Synopses & Reviews
Originally published in 1982 as the first of Edmund White's trilogy of autobiographical novels, A Boy's Own Story
became an instant classic for its pioneering portrayal of homosexuality. The book's unnamed narrator, growing up during the 1950s, is beset by aloof parents, a cruel sister, and relentless mocking from his peers, compelling him to seek out works of art and literature as solace-and to uncover new relationships in the struggle to embrace his own sexuality. Lyrical and poignant, with powerful evocations of shame and yearning, this is an American literary treasure.
"With A Boy's Own Story
American literature is larger by one classic novel."

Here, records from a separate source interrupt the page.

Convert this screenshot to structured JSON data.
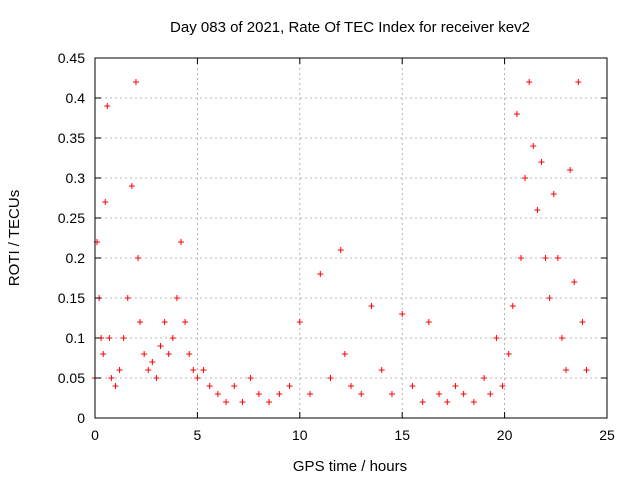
{
  "chart_data": {
    "type": "scatter",
    "title": "Day 083 of 2021, Rate Of TEC Index for receiver kev2",
    "xlabel": "GPS time / hours",
    "ylabel": "ROTI / TECUs",
    "xlim": [
      0,
      25
    ],
    "ylim": [
      0,
      0.45
    ],
    "grid": true,
    "marker": "plus",
    "series": [
      {
        "name": "ROTI",
        "color": "#ff0000",
        "x": [
          0.0,
          0.1,
          0.2,
          0.3,
          0.4,
          0.5,
          0.6,
          0.7,
          0.8,
          1.0,
          1.2,
          1.4,
          1.6,
          1.8,
          2.0,
          2.1,
          2.2,
          2.4,
          2.6,
          2.8,
          3.0,
          3.2,
          3.4,
          3.6,
          3.8,
          4.0,
          4.2,
          4.4,
          4.6,
          4.8,
          5.0,
          5.3,
          5.6,
          6.0,
          6.4,
          6.8,
          7.2,
          7.6,
          8.0,
          8.5,
          9.0,
          9.5,
          10.0,
          10.5,
          11.0,
          11.5,
          12.0,
          12.2,
          12.5,
          13.0,
          13.5,
          14.0,
          14.5,
          15.0,
          15.5,
          16.0,
          16.3,
          16.8,
          17.2,
          17.6,
          18.0,
          18.5,
          19.0,
          19.3,
          19.6,
          19.9,
          20.2,
          20.4,
          20.6,
          20.8,
          21.0,
          21.2,
          21.4,
          21.6,
          21.8,
          22.0,
          22.2,
          22.4,
          22.6,
          22.8,
          23.0,
          23.2,
          23.4,
          23.6,
          23.8,
          24.0
        ],
        "y": [
          0.05,
          0.22,
          0.15,
          0.1,
          0.08,
          0.27,
          0.39,
          0.1,
          0.05,
          0.04,
          0.06,
          0.1,
          0.15,
          0.29,
          0.42,
          0.2,
          0.12,
          0.08,
          0.06,
          0.07,
          0.05,
          0.09,
          0.12,
          0.08,
          0.1,
          0.15,
          0.22,
          0.12,
          0.08,
          0.06,
          0.05,
          0.06,
          0.04,
          0.03,
          0.02,
          0.04,
          0.02,
          0.05,
          0.03,
          0.02,
          0.03,
          0.04,
          0.12,
          0.03,
          0.18,
          0.05,
          0.21,
          0.08,
          0.04,
          0.03,
          0.14,
          0.06,
          0.03,
          0.13,
          0.04,
          0.02,
          0.12,
          0.03,
          0.02,
          0.04,
          0.03,
          0.02,
          0.05,
          0.03,
          0.1,
          0.04,
          0.08,
          0.14,
          0.38,
          0.2,
          0.3,
          0.42,
          0.34,
          0.26,
          0.32,
          0.2,
          0.15,
          0.28,
          0.2,
          0.1,
          0.06,
          0.31,
          0.17,
          0.42,
          0.12,
          0.06
        ]
      }
    ],
    "xticks": [
      "0",
      "5",
      "10",
      "15",
      "20",
      "25"
    ],
    "yticks": [
      "0",
      "0.05",
      "0.1",
      "0.15",
      "0.2",
      "0.25",
      "0.3",
      "0.35",
      "0.4",
      "0.45"
    ]
  }
}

-The Washington Post Book World
"Edmund White has crossed J. D. Salinger with Oscar Wilde to create an extraordinary novel."
-The New York Times Book Review
"Every so often a novel comes along that is so ambitious in its intention and so confident of its voice that it reminds us what a singular and potent thing a novel can be. One of these is A Boy's Own Story."
-San Francisco Chronicle
About the Author
Edmund White, author of thirteen books, is a Chevalier de L'Ordre des Arts et Lettres, and the recipient of a Guggenheim Fellowship and the Award for Literature from the National Academy of Arts and Letters. His Genet: A Biography won the National Book Critics Circle Award and the Lambda Literary Award. He lives in Paris, France.